Modelo para los que son padres de familia que saben lo que supone sacarla adelante, modelo para los que ejercen tareas de gobierno, para los que sufren, y para los que tienen que obrar, aunque no entiendan, aunque no vean nada claro y solo pueden confiar.
No se puede encontrar al Señor y a su Madre, sin encontrarse con el Santo Patriarca, con el jefe de la Familia de Nazaret.
Nos cuesta imaginarle de carne y hueso. Cuesta pensar en él tan solo como un hombre que se ensucia con el polvo del camino, que come, duerme y sonríe con la conversación del amigo. Que reza y trabaja. Que tiene su corazón en el cielo, pero sus pies cansados de andar por los montes y riscos de Nazaret.
Son tantas las veces que le hemos imaginado en el cielo, que nos cuesta pensar que ha estado en la tierra. Confiamos tanto en su poder, en su protección amabilísima, que nos cuesta pensar en sus luchas y fatigas, en sus cansancios y desvelos. Le vemos, en fin, tan divino, que nos hemos olvidado que fue, como cada uno de nosotros, ciertamente humano. Y nos consuela tanto verle así.
Durante generaciones le recordaremos en el portal de Belén, la noche mágica de la historia, como un cuento de algodón lleno de personajes de dulzura. Es tanta nuestra ansia de divinidad, que hemos terminado por creer que, en realidad, aquello casi no ocurrió, que es una hermosa historia en un mundo ideal que tanto gusta imaginar.
Es tal la locura de Dios que cuesta pensar que pueda ser cierta.

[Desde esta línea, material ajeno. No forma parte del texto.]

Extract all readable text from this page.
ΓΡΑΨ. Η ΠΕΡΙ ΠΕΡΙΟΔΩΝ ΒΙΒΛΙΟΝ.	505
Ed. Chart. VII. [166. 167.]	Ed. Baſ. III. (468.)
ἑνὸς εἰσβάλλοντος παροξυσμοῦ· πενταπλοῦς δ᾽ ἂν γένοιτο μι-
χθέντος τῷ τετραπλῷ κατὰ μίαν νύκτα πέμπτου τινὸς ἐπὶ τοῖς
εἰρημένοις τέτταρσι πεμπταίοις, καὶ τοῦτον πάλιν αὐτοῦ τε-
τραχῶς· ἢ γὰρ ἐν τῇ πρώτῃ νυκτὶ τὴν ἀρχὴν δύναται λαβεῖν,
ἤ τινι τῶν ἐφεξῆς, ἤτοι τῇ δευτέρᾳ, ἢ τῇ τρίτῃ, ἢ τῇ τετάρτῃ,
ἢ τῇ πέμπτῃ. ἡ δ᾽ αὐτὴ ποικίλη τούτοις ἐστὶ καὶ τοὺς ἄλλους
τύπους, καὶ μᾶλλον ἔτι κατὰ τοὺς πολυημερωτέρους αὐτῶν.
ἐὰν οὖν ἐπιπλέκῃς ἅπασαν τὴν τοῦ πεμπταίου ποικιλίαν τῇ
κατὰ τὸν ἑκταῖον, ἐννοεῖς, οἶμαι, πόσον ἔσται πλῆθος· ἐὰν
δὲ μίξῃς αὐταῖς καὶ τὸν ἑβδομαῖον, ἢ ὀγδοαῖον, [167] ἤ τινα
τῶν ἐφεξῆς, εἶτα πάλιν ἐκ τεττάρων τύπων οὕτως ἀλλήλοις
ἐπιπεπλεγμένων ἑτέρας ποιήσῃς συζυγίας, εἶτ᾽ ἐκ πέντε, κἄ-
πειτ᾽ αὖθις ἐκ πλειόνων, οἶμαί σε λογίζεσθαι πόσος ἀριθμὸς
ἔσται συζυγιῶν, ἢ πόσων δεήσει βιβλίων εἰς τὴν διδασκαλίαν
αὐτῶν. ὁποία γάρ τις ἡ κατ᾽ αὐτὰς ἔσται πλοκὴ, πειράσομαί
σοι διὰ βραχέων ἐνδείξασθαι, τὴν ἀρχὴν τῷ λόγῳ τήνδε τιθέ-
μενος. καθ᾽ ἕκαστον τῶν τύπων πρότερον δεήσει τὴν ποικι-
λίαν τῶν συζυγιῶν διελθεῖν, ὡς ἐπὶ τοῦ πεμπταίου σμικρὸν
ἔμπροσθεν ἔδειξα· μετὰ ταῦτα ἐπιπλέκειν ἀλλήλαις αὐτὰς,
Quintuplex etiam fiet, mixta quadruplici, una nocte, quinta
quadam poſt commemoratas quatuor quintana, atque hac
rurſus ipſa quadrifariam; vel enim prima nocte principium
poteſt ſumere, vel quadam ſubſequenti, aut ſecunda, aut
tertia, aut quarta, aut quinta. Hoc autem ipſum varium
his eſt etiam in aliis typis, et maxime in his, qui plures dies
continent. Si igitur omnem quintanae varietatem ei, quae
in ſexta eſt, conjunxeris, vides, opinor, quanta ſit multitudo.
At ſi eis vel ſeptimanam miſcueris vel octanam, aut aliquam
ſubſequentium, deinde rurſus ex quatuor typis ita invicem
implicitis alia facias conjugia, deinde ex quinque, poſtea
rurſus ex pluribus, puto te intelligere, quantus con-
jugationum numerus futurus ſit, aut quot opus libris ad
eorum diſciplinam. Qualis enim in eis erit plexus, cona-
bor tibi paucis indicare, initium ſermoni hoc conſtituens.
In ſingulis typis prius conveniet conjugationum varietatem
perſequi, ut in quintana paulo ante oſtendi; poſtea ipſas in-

Es tal el esfuerzo que hemos hecho por pensar que Cristo es Dios mismo, que nos cuesta aceptar que fuera tan hombre como podemos serlo nosotros. Y en nuestra imaginación, hemos preferido adornarle solo con lo que tiene de divinidad, olvidando a veces, la grandeza de su humanidad.
Cada uno de los sucesores de Pedro, cada uno de los Papas que han hecho cabeza en la Iglesia, se han esforzado en hacernos entender, que Dios no es una idea, ni un concepto, y menos aún un tratado de moral. Que nuestra fe no es más que un encuentro con una persona, con un Dios que se ha hecho hombre, uno de nosotros, para salvarnos a todos.
Nadie como María y José han vivido y sentido tanto esa realidad. Por eso, María y José son, por derecho propio, el modelo para toda la humanidad.
“Padre y Señor lo he llamado yo, desde hace tantos años. Y así le llamareis vosotros en el mundo entero” decía un gran San Josemaría.
Nuestra vida no es más que un empeño por imitar a Jesús y a María como él les imitó, amarlos como él los amo, decir sus nombres dulcísimos como el los repetía cada día, cada segundo de su existencia, y descansar al fin muy cerca de ellos.